A) Apoptosis in normal cells, showing the intrinsic and extrinsic pathways. B) Cancer cells have key aberrations in the apoptotic pathways enabling them to resist both intrinsic (through restriction of p53) and extrinsic (through decrease procaspase-8 expression) apoptotic triggers. C) PAC-1 directly activates procaspase-3 to caspase-3, thus inducing apoptosis even in cancer cells with damaged apoptotic circuitry. As procaspase-3 levels are elevated in many cancers relative to normal cells, PAC-1 is highly selective for cancer.
Target Dependent Action
Elevated levels of procaspase-3 are observed in many types of cancer. Vanquish has data from multiple pairs of normal/tumor colon tissue and from cell lines covering lung, breast, melanoma, adrenal, renal, lymphoma, leukemia and neuroblastoma cancers that demonstrates a clear correlation between cellular procaspase-3 levels and selective apoptosis induction and cell death by P3A compounds. Vanquish is expanding on this data set to include additional tumor types and animal models.
Safety & Efficacy
Vanquish has substantial pre-clinical efficacy, DMPK and toxicity data on several compounds from its P3A Program, the most advanced of which is PAC-1 (aka VO-100). PAC-1 has demonstrated significant efficacy in many in vitro and in vivo experiments including the mouse xenograft studies. PAC-1 has a high blood brain barrier (“BBB”) penetration which can be a clear benefit for treating CNS cancers as well as systemic cancers that have or are likely to metastasize to the brain.
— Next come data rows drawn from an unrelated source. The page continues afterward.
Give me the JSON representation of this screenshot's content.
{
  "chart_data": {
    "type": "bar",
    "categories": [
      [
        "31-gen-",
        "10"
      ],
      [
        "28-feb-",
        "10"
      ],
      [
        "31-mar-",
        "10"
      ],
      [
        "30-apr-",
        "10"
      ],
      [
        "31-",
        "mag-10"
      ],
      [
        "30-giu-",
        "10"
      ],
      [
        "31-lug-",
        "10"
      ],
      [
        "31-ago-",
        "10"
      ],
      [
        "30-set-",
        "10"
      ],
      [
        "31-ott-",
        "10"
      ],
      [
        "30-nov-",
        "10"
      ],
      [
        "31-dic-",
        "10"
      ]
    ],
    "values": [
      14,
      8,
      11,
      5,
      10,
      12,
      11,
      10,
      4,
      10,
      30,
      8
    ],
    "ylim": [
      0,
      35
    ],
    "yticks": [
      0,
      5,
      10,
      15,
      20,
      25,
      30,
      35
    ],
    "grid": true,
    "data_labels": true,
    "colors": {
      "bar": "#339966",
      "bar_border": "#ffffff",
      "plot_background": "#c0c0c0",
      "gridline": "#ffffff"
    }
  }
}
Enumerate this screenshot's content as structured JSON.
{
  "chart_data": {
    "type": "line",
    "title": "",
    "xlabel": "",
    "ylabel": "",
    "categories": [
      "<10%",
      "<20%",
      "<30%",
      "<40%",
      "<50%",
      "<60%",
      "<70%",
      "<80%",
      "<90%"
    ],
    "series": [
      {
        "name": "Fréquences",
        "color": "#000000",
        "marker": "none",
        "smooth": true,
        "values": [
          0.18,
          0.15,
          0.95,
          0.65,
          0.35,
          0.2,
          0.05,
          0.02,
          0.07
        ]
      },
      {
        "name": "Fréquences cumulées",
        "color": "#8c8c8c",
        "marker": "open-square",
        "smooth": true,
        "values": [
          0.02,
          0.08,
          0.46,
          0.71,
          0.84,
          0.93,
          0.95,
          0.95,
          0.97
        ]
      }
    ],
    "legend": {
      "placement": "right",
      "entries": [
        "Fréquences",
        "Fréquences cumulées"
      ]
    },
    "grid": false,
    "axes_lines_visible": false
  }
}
PAC-1 has been shown to be tolerated in rodents and canines by a variety of administration routes (e.g. MTD of 200 mg/kg IP rodent). Current efforts are focusing on PAC-1 oral administration and combination treatments which promise significant gains in therapeutic index. PAC-1 has shown efficacy in several animal models including:
- PAC-1, administered via oral gavage, dramatically retards the growth of lung cancer cells (NCI-H226) in a subcutaneous murine xenograft model.
- PAC-1, administered via oral gavage, dramatically reduces tumor burden in an experimental metastases murine lung cancer model (NCI-H226 cells).
- PAC-1, administered as an implanted cholesterol pellet, dramatically reduces the growth of renal cancer cells (ACHN cells) in a subcutaneous murine xenograft model.
PAC-1 activity in Brain Tumors
A large unsolved problem in anticancer therapy is the treatment of primary CNS cancers and metastases to the brain. Treatment of such cancers is problematic as many frontline anticancer drugs (doxorubicin, cisplatin, etoposide, vincristine, etc) do not penetrate the blood-brain barrier (BBB) to any significant extent. Thus, a therapeutic agent that is predicted to be effective against many cancers and concurrently BBB penetrant could offer unique advantages for the management of certain primary CNS tumors and metastatic disease. As recently published, PAC-1 is BBB penetrant.
Vanquish is currently conducting pre-clinical, IND enabling CMC and Pharm/tox activities for PAC-1. A phase I clinical trial in human cancer patients began in 2015.